The members of the rules committee who have forced through this experiment, at least until after the National League, attended games all around the country and expressed reserved optimism of the first trial run. Former Leinster Council chairman Liam O'Neill was in Cavan on Saturday night to see Queen's University beat the hosts in the McKenna Cup before travelling home to Laois to see DCU win in Portarlington on Sunday.
O'Neill, as rules committee chairman, has been the loudest voice behind the experiment and was not perturbed by 81 players having their afternoons cut short for fouling. "The only way this will work is if they are applied to the letter of the law," said O'Neill.
"Regarding accidental collisions, it is very hard to accidentally pull someone to the ground or to accidentally grab an opponent's jersey."
It should be noted that most games over the weekend were dud affairs. Panels are refamiliarising while many players, or in Dublin's case the whole panel, are away or playing with third-level sides in preparation for the Sigerson Cup.
"Both referees I saw applied the rules as they are supposed to be," O'Neill continued. "There were three yellow cards in Cavan, I think, and another three in Portarlington but at least two of these were for double blacks.
"The fact of the matter was there were less frees, no charging after a player kicked or played the ball, very little intentional grabbing around the neck and no tripping or pulling to the ground.

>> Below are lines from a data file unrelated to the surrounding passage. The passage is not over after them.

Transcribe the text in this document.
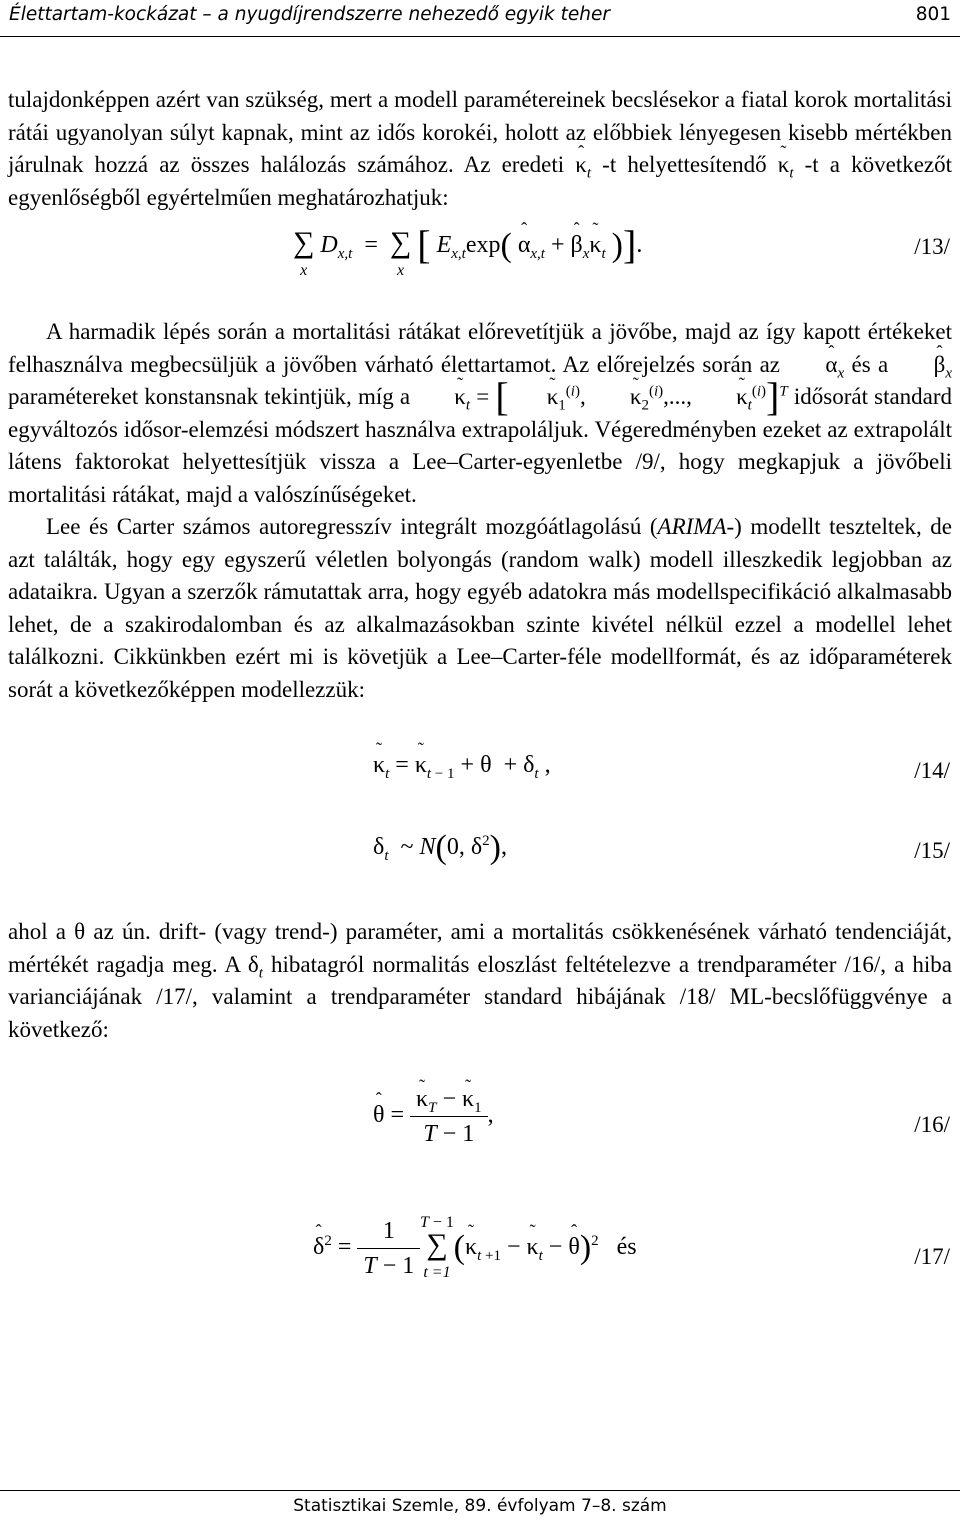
Élettartam-kockázat – a nyugdíjrendszerre nehezedő egyik teher	801

tulajdonképpen azért van szükség, mert a modell paramétereinek becslésekor a fiatal korok mortalitási rátái ugyanolyan súlyt kapnak, mint az idős korokéi, holott az előbbiek lényegesen kisebb mértékben járulnak hozzá az összes halálozás számához. Az eredeti ˆ $\kappa_t$ -t helyettesítendő ˜ $\kappa_t$ -t a következőt egyenlőségből egyértelműen meghatározhatjuk:

∑
x
$D_{x,t}$  =  ∑
x
[ $E_{x,t}\exp$( ˆ $\alpha_{x,t}$ + ˆ $\beta_x˜$ $\kappa_t$ )].	/13/

A harmadik lépés során a mortalitási rátákat előrevetítjük a jövőbe, majd az így kapott értékeket felhasználva megbecsüljük a jövőben várható élettartamot. Az előrejelzés során az ˆ $\alpha_x$ és a ˆ $\beta_x$ paramétereket konstansnak tekintjük, míg a ˜ $\kappa_t$ = [ ˜ $\kappa_1^{(i)}$, ˜ $\kappa_2^{(i)}$,..., ˜ $\kappa_t^{(i)}]^T$ idősorát standard egyváltozós idősor-elemzési módszert használva extrapoláljuk. Végeredményben ezeket az extrapolált látens faktorokat helyettesítjük vissza a Lee–Carter-egyenletbe /9/, hogy megkapjuk a jövőbeli mortalitási rátákat, majd a valószínűségeket.

Lee és Carter számos autoregresszív integrált mozgóátlagolású (ARIMA-) modellt teszteltek, de azt találták, hogy egy egyszerű véletlen bolyongás (random walk) modell illeszkedik legjobban az adataikra. Ugyan a szerzők rámutattak arra, hogy egyéb adatokra más modellspecifikáció alkalmasabb lehet, de a szakirodalomban és az alkalmazásokban szinte kivétel nélkül ezzel a modellel lehet találkozni. Cikkünkben ezért mi is követjük a Lee–Carter-féle modellformát, és az időparaméterek sorát a következőképpen modellezzük:

˜ $\kappa_t$ = ˜ $\kappa_{t - 1} + \theta + \delta_t$ ,	/14/
$\delta_t$  ~ N(0, $\delta^2$),	/15/

ahol a θ az ún. drift- (vagy trend-) paraméter, ami a mortalitás csökkenésének várható tendenciáját, mértékét ragadja meg. A $\delta_t$ hibatagról normalitás eloszlást feltételezve a trendparaméter /16/, a hiba varianciájának /17/, valamint a trendparaméter standard hibájának /18/ ML-becslőfüggvénye a következő:

ˆ θ = ˜ $\frac{\kappa_T - ˜ \kappa_1}{T - 1}$ ,	/16/
ˆ $\delta^2 = \frac{1}{T - 1}$ ∑
T − 1
t =1
(˜ $\kappa_{t +1}$ − ˜ $\kappa_t$ − ˆ θ)$^2$ és	/17/
Statisztikai Szemle, 89. évfolyam 7–8. szám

"There was plenty of co-operation from the players and the managers but I understand there was a first-day-back-at-school feel to it all. In order for this to work good people will have to be caught out. I'm not worried about that. I'm aware that 81 yellow cards were shown in 24 games, that's a three-per-game average, but that statistic doesn't concern me."

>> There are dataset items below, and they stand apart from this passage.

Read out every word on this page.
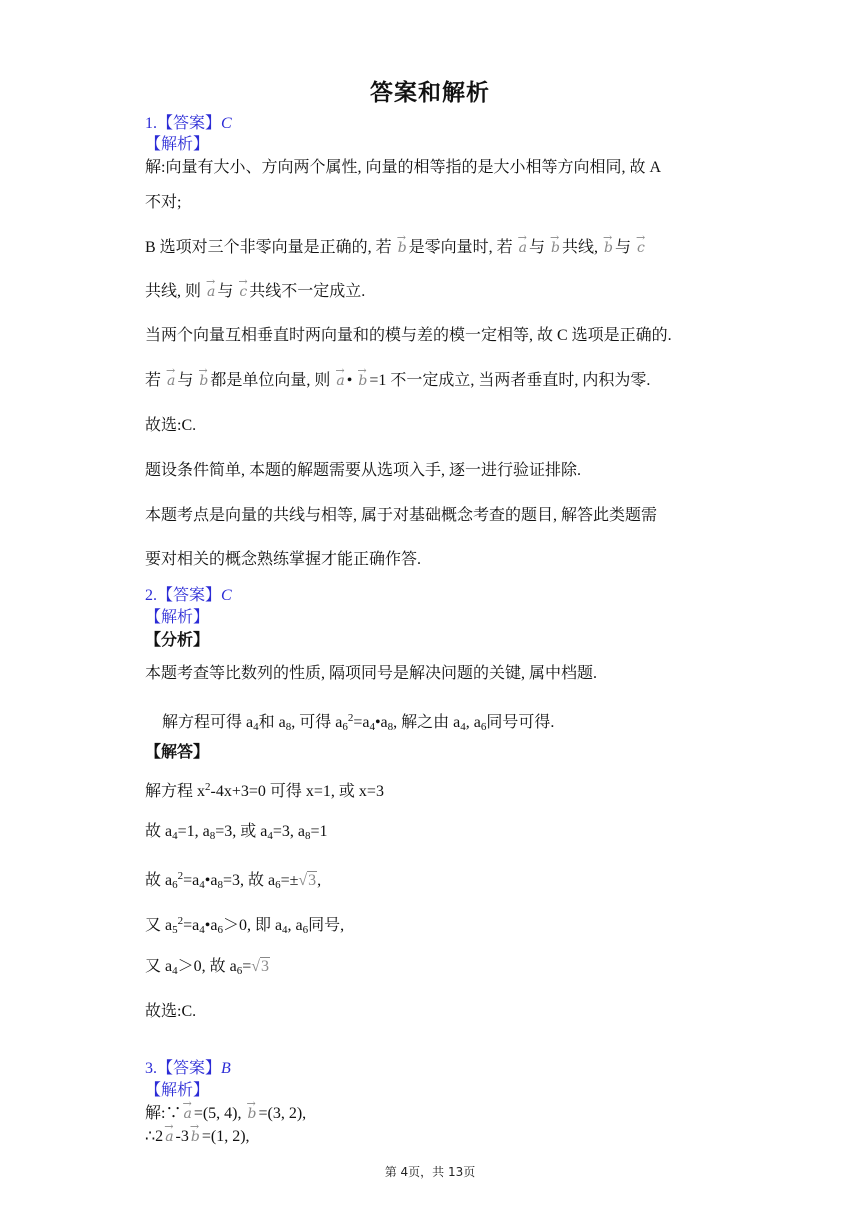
答案和解析
1.【答案】C
【解析】
解:向量有大小、方向两个属性, 向量的相等指的是大小相等方向相同, 故 A
不对;
B 选项对三个非零向量是正确的, 若 → b 是零向量时, 若 → a 与 → b 共线, → b 与 → c
共线, 则 → a 与 → c 共线不一定成立.
当两个向量互相垂直时两向量和的模与差的模一定相等, 故 C 选项是正确的.
若 → a 与 → b 都是单位向量, 则 → a • → b =1 不一定成立, 当两者垂直时, 内积为零.
故选:C.
题设条件简单, 本题的解题需要从选项入手, 逐一进行验证排除.
本题考点是向量的共线与相等, 属于对基础概念考查的题目, 解答此类题需
要对相关的概念熟练掌握才能正确作答.
2.【答案】C
【解析】
【分析】
本题考查等比数列的性质, 隔项同号是解决问题的关键, 属中档题.
解方程可得 $a_4$和 $a_8$, 可得 $a_6^2=a_4•a_8$, 解之由 $a_4$, $a_6$同号可得.
【解答】
解方程 $x^2-4x+3=0$ 可得 x=1, 或 x=3
故 $a_4=1$, $a_8=3$, 或 $a_4=3$, $a_8=1$
故 $a_6^2=a_4•a_8=3$, 故 $a_6=\pm√3$,
又 $a_5^2=a_4•a_6>0$, 即 $a_4$, $a_6$同号,
又 $a_4>0$, 故 $a_6=√3$
故选:C.
3.【答案】B
【解析】
解:∵ → a =(5, 4), → b =(3, 2),
∴2 → a -3 → b =(1, 2),
第 4页，共 13页
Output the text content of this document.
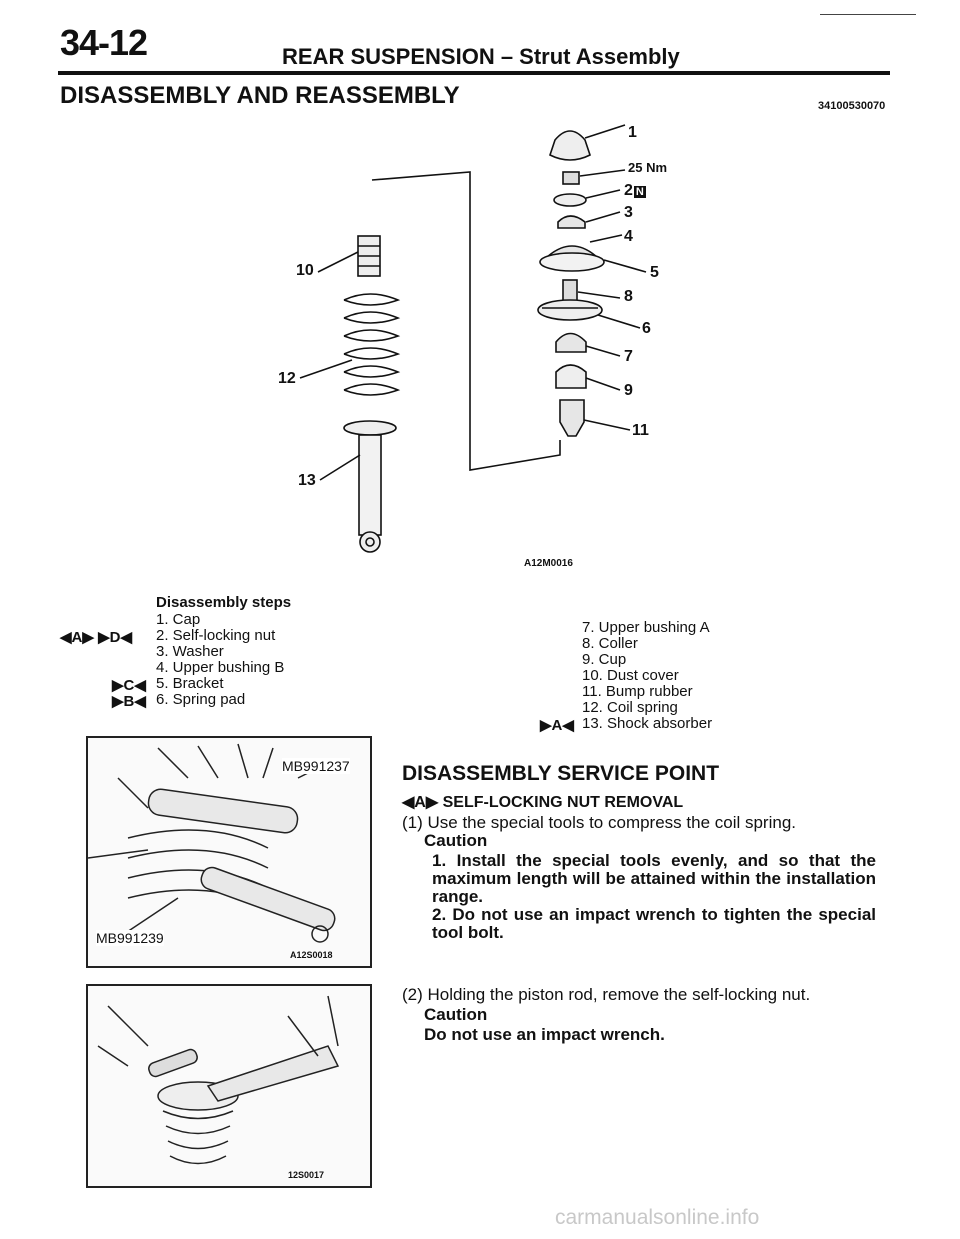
34-12	REAR SUSPENSION – Strut Assembly
DISASSEMBLY AND REASSEMBLY	34100530070
1
25 Nm
2 N
3
4
5
8
6
7
9
11
10
12
13
A12M0016
Disassembly steps
1. Cap
2. Self-locking nut
3. Washer
4. Upper bushing B
5. Bracket
6. Spring pad
◀A▶ ▶D◀
▶C◀
▶B◀
7. Upper bushing A
8. Coller
9. Cup
10. Dust cover
11. Bump rubber
12. Coil spring
13. Shock absorber
▶A◀
MB991237
MB991239
A12S0018
12S0017
DISASSEMBLY SERVICE POINT
◀A▶ SELF-LOCKING NUT REMOVAL
(1) Use the special tools to compress the coil spring.
Caution
1. Install the special tools evenly, and so that the maximum length will be attained within the installation range.
2. Do not use an impact wrench to tighten the special tool bolt.
(2) Holding the piston rod, remove the self-locking nut.
Caution
Do not use an impact wrench.
carmanualsonline.info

It's going to take a high-profile encounter before the merits of this experiment can be fully gauged. Conveniently enough, Dublin host the All-Ireland champions Tyrone at Croke Park on January 31st. That will provide the arena, further enhanced by the GAA celebrating their 125th anniversary, to really see the true effects of this latest attempt to stamp out cynical play in Gaelic Games.
Until then, the focus switches to hurling and how it will cope with similar new sanctions.